Jasio/Jackie’s boyhood is depicted through the eyes of a sensitive and intelligent child who, while not always understanding the full context, has a strong sense of what is just and unjust, accepted or not accepted. He delights in the sensory magnificence of the Catholic church he attends with kindly Halina, who befriends them when Staś begs her for help with cooking. But he knows this must be kept a secret from his father. Even within the Jewish community, there are insiders and outsiders, those who receive the titular crate of oranges from Israel, and those who don’t.
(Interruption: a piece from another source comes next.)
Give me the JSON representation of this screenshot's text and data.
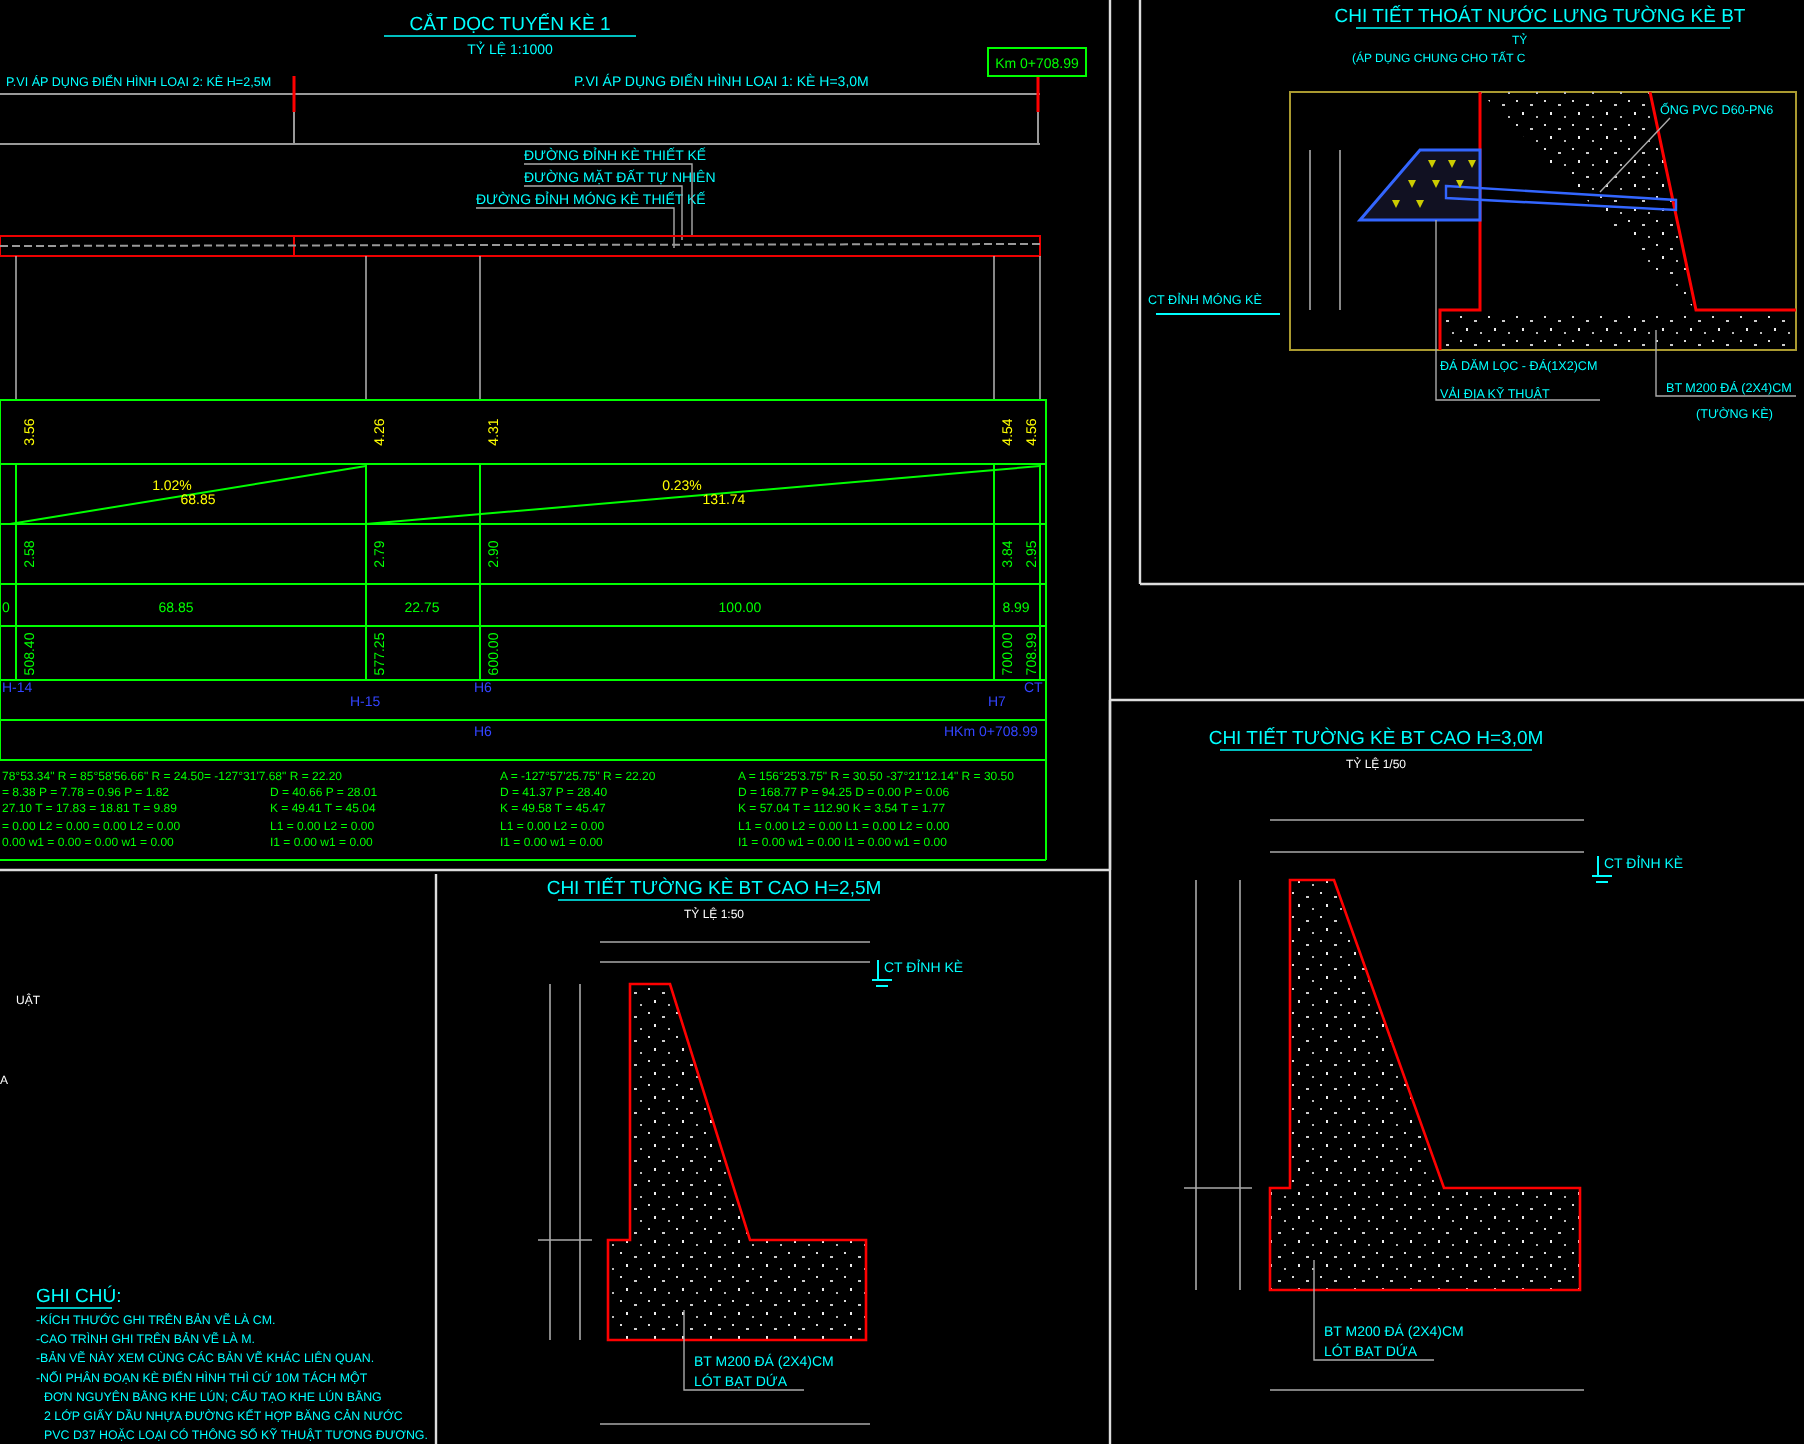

After emigration to Sweden, Jasio/Jackie cared for Staś until the latter’s death, qualified as an electrical engineer to honour Staś’s wishes, and rapidly found his métier as a writer – in a language he had only started to learn at eighteen. In her engrossing account of how Jackie Jakubowski grew to maturity under the most trying of circumstances, Lena Einhorn has done full justice to this remarkable man.
En låda apelsiner
Norstedts, 2023. 325 pages.
Foreign rights: Hedlund Literary Agency, Magdalena Hedlund.
Lena Einhorn’s recent works include the historical novel Geniet från Breslau (The Genius from Breslau, 2018), reviewed in SBR 2019:1; A Shift in Time (2016), which examines parallels between the New Testament and contemporaneous texts; and Blekingegatan 23 (2013), a fictionalised account of Greta Garbo’s early life. For full details of Lena Einhorn’s works, see her official website: lenaeinhorn.se/English.
Emilia Degenius’s Åka skridskor i Warszawa (Ersatz, 2014) was reviewed in SBR 2015:1. Maciej Zaremba’s Huset med de två tornen (Weyler 2018), was reviewed in SBR 2019:1.